If I am understanding the discussion correctly, it is the intent of the author that the pattern-matching system be built upon with more features in future SRFIs. If that is the case, it may prevent confusion to revise the "Incompatible features should not be used" section so that instead of explicitly recommending against additional features, it explains that they are beyond the scope of SRFI-200. As it stands, it is unclear if additions to the pattern matching are compatible with SRFI-200 or not, as they are described simultaneously as "allowed" and "non-SRFI-200-compliant".
Hi!
Perhaps I should be clearer on this indeed.

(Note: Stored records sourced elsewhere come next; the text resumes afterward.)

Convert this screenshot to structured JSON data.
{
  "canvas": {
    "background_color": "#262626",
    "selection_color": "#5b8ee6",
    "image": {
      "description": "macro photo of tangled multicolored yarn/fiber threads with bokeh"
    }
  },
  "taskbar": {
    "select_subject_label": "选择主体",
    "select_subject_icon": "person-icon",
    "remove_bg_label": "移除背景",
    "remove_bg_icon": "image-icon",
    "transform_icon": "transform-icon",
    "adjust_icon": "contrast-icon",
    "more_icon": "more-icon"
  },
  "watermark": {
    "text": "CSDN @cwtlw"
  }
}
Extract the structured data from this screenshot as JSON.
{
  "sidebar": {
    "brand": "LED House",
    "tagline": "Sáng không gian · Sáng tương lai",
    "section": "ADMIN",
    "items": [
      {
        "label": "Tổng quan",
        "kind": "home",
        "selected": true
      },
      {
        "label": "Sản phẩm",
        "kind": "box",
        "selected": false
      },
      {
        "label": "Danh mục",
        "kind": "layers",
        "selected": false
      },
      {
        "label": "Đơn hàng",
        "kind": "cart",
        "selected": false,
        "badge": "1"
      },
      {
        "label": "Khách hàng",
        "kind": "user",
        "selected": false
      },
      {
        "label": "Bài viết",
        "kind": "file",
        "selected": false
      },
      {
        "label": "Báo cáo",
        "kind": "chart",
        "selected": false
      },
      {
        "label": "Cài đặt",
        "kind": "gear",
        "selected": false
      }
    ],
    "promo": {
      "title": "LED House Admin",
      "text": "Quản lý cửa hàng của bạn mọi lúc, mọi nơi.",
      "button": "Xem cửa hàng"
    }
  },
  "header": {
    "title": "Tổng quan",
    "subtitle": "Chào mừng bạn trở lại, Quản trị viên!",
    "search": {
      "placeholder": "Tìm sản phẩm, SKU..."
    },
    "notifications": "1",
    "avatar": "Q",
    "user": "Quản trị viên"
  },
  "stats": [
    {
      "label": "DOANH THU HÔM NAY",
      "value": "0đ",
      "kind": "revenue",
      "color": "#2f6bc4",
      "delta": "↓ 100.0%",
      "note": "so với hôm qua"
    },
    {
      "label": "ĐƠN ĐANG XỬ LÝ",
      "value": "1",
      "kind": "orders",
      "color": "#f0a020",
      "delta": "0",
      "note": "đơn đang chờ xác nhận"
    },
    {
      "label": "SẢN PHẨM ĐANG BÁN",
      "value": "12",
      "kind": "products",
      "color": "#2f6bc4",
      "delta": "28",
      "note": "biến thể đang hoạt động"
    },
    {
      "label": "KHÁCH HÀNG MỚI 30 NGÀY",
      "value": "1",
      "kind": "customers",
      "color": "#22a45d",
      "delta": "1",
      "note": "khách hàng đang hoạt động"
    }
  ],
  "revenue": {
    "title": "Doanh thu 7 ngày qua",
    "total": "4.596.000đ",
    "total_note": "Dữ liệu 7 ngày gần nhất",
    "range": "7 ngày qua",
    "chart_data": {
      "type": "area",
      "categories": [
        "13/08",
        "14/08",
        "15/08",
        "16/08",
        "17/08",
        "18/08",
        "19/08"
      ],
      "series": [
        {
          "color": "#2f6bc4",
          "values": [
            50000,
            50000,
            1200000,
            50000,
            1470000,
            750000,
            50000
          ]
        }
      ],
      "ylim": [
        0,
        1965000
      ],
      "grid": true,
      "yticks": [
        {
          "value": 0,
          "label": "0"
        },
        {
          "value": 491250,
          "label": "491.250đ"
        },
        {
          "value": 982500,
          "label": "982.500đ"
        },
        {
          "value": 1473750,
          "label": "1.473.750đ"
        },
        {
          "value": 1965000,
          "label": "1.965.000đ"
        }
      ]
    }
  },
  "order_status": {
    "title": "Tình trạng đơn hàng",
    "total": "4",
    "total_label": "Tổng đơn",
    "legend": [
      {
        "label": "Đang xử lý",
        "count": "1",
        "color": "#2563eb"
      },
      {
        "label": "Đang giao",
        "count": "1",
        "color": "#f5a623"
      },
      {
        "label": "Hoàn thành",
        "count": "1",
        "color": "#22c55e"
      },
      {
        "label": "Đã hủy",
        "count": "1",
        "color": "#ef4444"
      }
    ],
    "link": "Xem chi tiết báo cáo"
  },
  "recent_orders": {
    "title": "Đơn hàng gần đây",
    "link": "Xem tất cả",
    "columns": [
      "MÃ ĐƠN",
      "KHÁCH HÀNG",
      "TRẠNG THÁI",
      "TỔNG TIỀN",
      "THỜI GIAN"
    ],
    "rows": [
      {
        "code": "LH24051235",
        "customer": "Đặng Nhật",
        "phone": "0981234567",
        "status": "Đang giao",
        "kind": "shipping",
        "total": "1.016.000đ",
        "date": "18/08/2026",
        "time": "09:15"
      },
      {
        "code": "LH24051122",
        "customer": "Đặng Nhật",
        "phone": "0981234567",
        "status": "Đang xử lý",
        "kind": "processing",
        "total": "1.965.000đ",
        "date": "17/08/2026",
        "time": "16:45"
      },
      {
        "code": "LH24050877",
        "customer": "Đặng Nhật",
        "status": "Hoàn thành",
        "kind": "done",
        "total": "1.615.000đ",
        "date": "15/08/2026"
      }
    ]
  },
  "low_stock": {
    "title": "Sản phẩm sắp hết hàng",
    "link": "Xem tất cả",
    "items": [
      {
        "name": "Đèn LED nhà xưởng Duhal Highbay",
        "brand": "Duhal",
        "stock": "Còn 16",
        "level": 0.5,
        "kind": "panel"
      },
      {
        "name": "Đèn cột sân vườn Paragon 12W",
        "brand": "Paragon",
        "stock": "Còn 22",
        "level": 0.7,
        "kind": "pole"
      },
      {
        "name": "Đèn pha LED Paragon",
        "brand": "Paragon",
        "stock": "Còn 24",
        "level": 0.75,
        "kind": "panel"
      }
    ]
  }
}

There seems to be a linguistic problem here. It's just like with Leonard Cohen: the old songs of Leonart Cohen are the ones that were recorded when Leonard Cohen was young, and the "new" songs were written when he was old. (I suppose it also applies beyond Leonard Cohen)
We can talk about SRFI-200 compliance in terms of implementations (for example, the Racket matcher is SRFI-200-compliant) but also in terms of patterns themselves (and thus, for example, patterns that contain ellipses are non-SRFI-200-compliant).
I imagine SRFI-200 to be a "consensus" pattern language - or a subset that could be used in the Scheme programs that want to be portable between pattern matchers available on different systems.
Personally I do not intend to add more advanced features to this pattern language. But I imagine that more advanced features could be added (as John Cowan suggested, it is an option to write an SRFI document for the matcher described here as WCS).
One of the motivations for this SRFI was the set of extensions proposed in SRFI-201. It occasionally uses the phrase "underlying pattern matcher", because it was meant to be pattern-matcher agnostic. SRFI-200 serves as a reference for pattern matching, but SRFI-201 would be useful on systems that already support some pattern matching, even if it's not compatible with SRFI-200.